Purpose: To investigate the effect of caffeine ingestion on short-term endurance performance in competitive rowers.
Methods: In this randomized double-blind crossover study, eight competitive oarsmen (peak oxygen uptake [VO2peak] 4.7+/-0.4 L x min(-1), mean +/- SD) performed three familiarization trials of a 2000-m rowing test on an air-braked ergometer, followed by three experimental trials at 3- to 7-d intervals, each 1 h after ingesting caffeine (6 or 9 mg x kg(-1) body mass) or placebo. Trials were preceded by a standardized warm-up (6 min at 225+/-39 W; 75+/-7.7% VO2peak).

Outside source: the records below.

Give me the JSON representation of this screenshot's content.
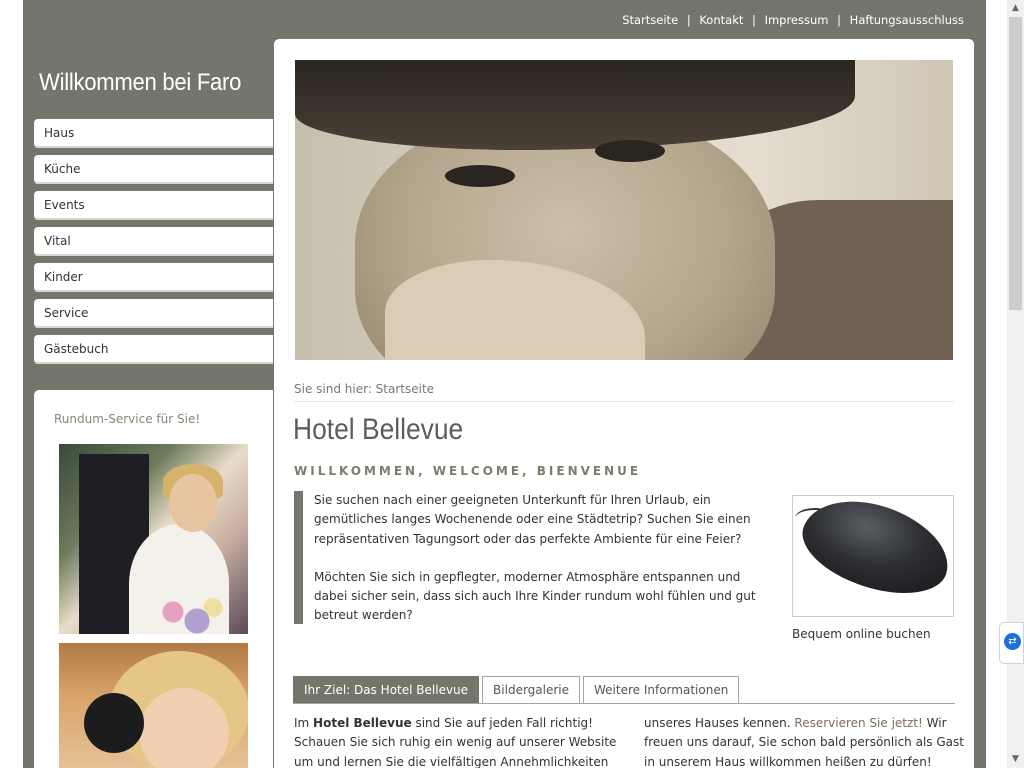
{
  "top_nav": {
    "items": [
      "Startseite",
      "Kontakt",
      "Impressum",
      "Haftungsausschluss"
    ],
    "separator": "|"
  },
  "sidebar": {
    "site_title": "Willkommen bei Faro",
    "nav": [
      "Haus",
      "Küche",
      "Events",
      "Vital",
      "Kinder",
      "Service",
      "Gästebuch"
    ],
    "box_heading": "Rundum-Service für Sie!"
  },
  "main": {
    "breadcrumb": "Sie sind hier: Startseite",
    "title": "Hotel Bellevue",
    "subtitle": "WILLKOMMEN, WELCOME, BIENVENUE",
    "intro_p1": "Sie suchen nach einer geeigneten Unterkunft für Ihren Urlaub, ein gemütliches langes Wochenende oder eine Städtetrip? Suchen Sie einen repräsentativen Tagungsort oder das perfekte Ambiente für eine Feier?",
    "intro_p2": "Möchten Sie sich in gepflegter, moderner Atmosphäre entspannen und dabei sicher sein, dass sich auch Ihre Kinder rundum wohl fühlen und gut betreut werden?",
    "image_caption": "Bequem online buchen",
    "tabs": [
      "Ihr Ziel: Das Hotel Bellevue",
      "Bildergalerie",
      "Weitere Informationen"
    ],
    "col1_prefix": "Im ",
    "col1_bold": "Hotel Bellevue",
    "col1_text": " sind Sie auf jeden Fall richtig! Schauen Sie sich ruhig ein wenig auf unserer Website um und lernen Sie die vielfältigen Annehmlichkeiten und",
    "col2_text1": "unseres Hauses kennen. ",
    "col2_link": "Reservieren Sie jetzt!",
    "col2_text2": " Wir freuen uns darauf, Sie schon bald persönlich als Gast in unserem Haus willkommen heißen zu dürfen!"
  },
  "colors": {
    "frame": "#76756b",
    "accent_text": "#7f7b6e",
    "link": "#7a7050"
  },
  "icons": {
    "teamviewer": "teamviewer-icon",
    "scroll_up": "chevron-up-icon",
    "scroll_down": "chevron-down-icon"
  }
}
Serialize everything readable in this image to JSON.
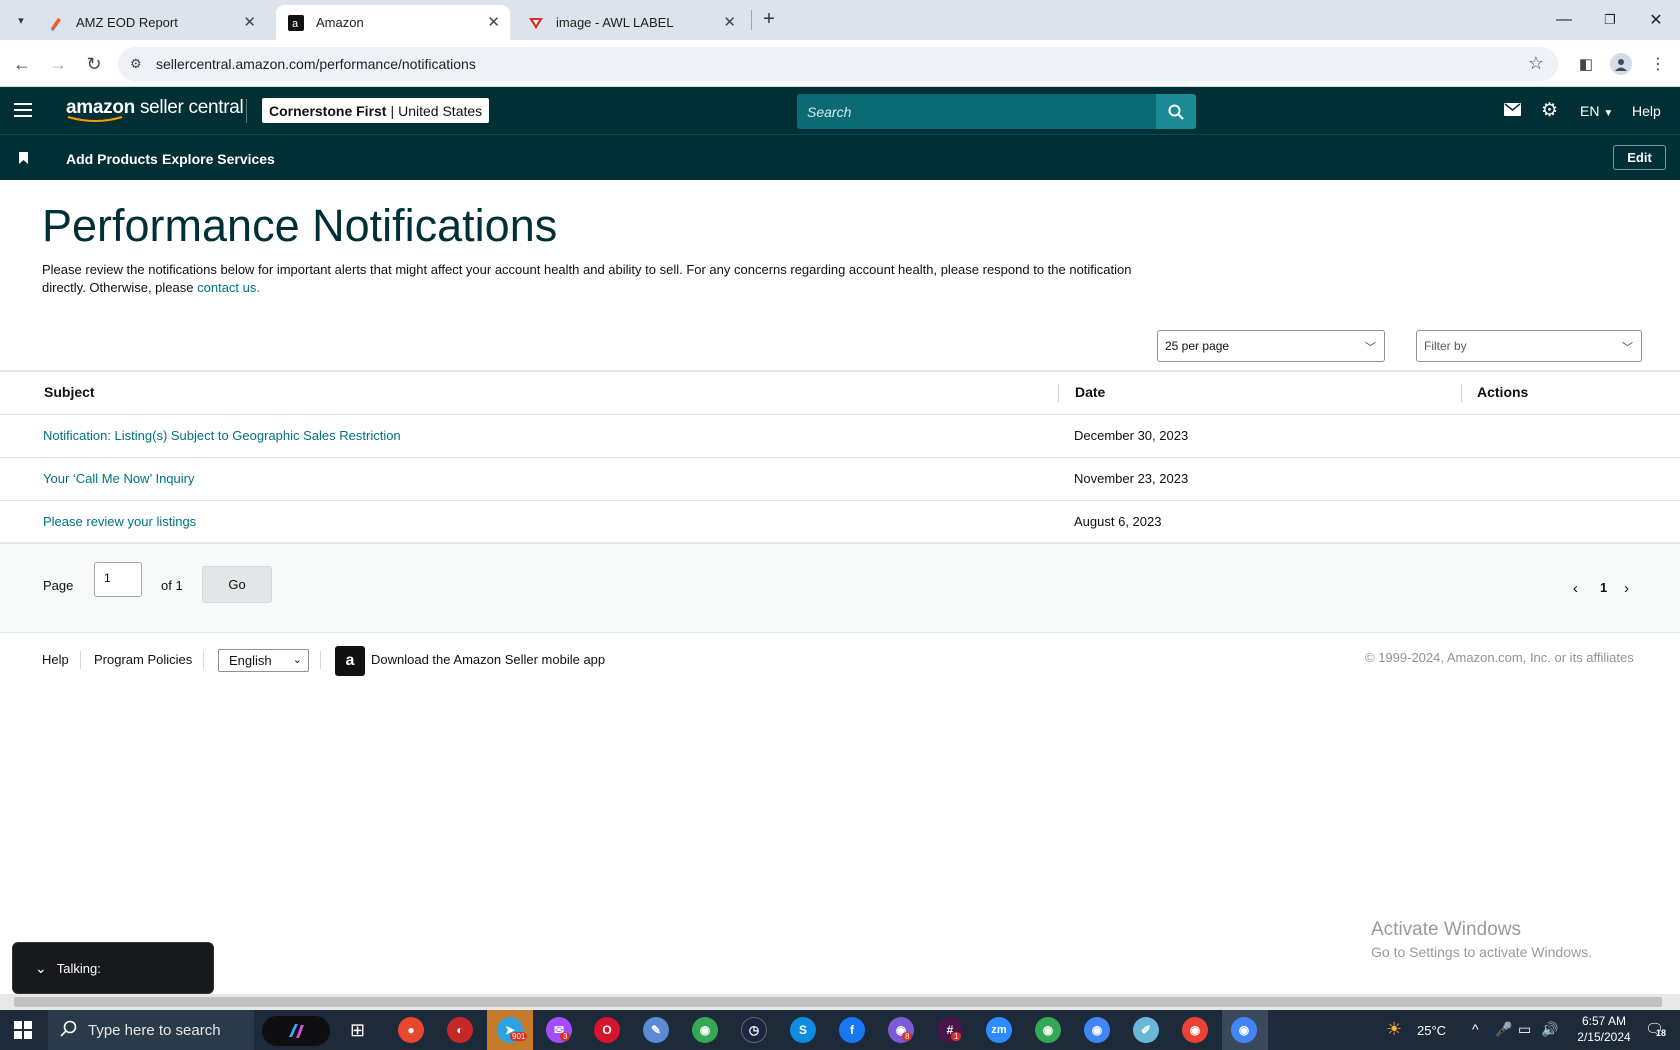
{
  "browser": {
    "tabs": [
      {
        "title": "AMZ EOD Report"
      },
      {
        "title": "Amazon"
      },
      {
        "title": "image - AWL LABEL"
      }
    ],
    "url": "sellercentral.amazon.com/performance/notifications"
  },
  "header": {
    "logo_brand": "amazon",
    "logo_product": "seller central",
    "account_name": "Cornerstone First",
    "account_sep": "|",
    "account_region": "United States",
    "search_placeholder": "Search",
    "language": "EN",
    "help_label": "Help"
  },
  "subnav": {
    "items": [
      "Add Products",
      "Explore Services"
    ],
    "edit_label": "Edit"
  },
  "page": {
    "title": "Performance Notifications",
    "description": "Please review the notifications below for important alerts that might affect your account health and ability to sell. For any concerns regarding account health, please respond to the notification directly. Otherwise, please",
    "contact_link": "contact us.",
    "per_page": "25 per page",
    "filter_placeholder": "Filter by"
  },
  "table": {
    "columns": [
      "Subject",
      "Date",
      "Actions"
    ],
    "rows": [
      {
        "subject": "Notification: Listing(s) Subject to Geographic Sales Restriction",
        "date": "December 30, 2023"
      },
      {
        "subject": "Your ‘Call Me Now’ Inquiry",
        "date": "November 23, 2023"
      },
      {
        "subject": "Please review your listings",
        "date": "August 6, 2023"
      }
    ]
  },
  "pagination": {
    "page_label": "Page",
    "current_page": "1",
    "of_label": "of 1",
    "go_label": "Go",
    "page_number": "1"
  },
  "footer": {
    "help": "Help",
    "program_policies": "Program Policies",
    "language": "English",
    "app_text": "Download the Amazon Seller mobile app",
    "copyright": "© 1999-2024, Amazon.com, Inc. or its affiliates"
  },
  "overlay": {
    "talking": "Talking:",
    "activate_title": "Activate Windows",
    "activate_sub": "Go to Settings to activate Windows."
  },
  "taskbar": {
    "search_placeholder": "Type here to search",
    "weather": "25°C",
    "time": "6:57 AM",
    "date": "2/15/2024",
    "notifications": "18",
    "badges": {
      "telegram": "901",
      "messenger": "3",
      "chrome_profile": "8",
      "slack": "1"
    }
  },
  "colors": {
    "header_bg": "#002f36",
    "link": "#007185",
    "search_bg": "#0a6b75"
  }
}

Results: Urinary caffeine concentration was similar before ingestion (approximately 1 mg x L(-1)) but rose to 6.2+/-3.6 and 14.5+/-7.0 mg x L(-1) for the low and high caffeine doses, respectively. Plasma free fatty acid concentration before exercise was higher after caffeine ingestion (0.29+/-0.17 and 0.39+/-0.20 mM for 6 and 9 mg x kg(-1), respectively) than after placebo (0.13+/-0.05 mM). Respiratory exchange ratio during the warm-up was also substantially lower with caffeine (0.94+/-0.09 and 0.93+/-0.06 for the low and high dose) than with placebo (0.98+/-0.12). Subjects could not distinguish between treatments before or after the exercise test. Both doses of caffeine had a similar ergogenic effect relative to placebo: performance time decreased by a mean of 1.2% (95% likely range 0.4-1.9%); the corresponding increase in mean power was 2.7% (0.4-5.0%). Performance time showed some evidence of individual differences in the effect of caffeine (SD 0.9%; 95% likely range 1.5 to -0.9%).
Conclusions: Ingestion of 6 or 9 mg x kg(-1) of caffeine produces a worthwhile enhancement of short-term endurance performance in a controlled laboratory setting.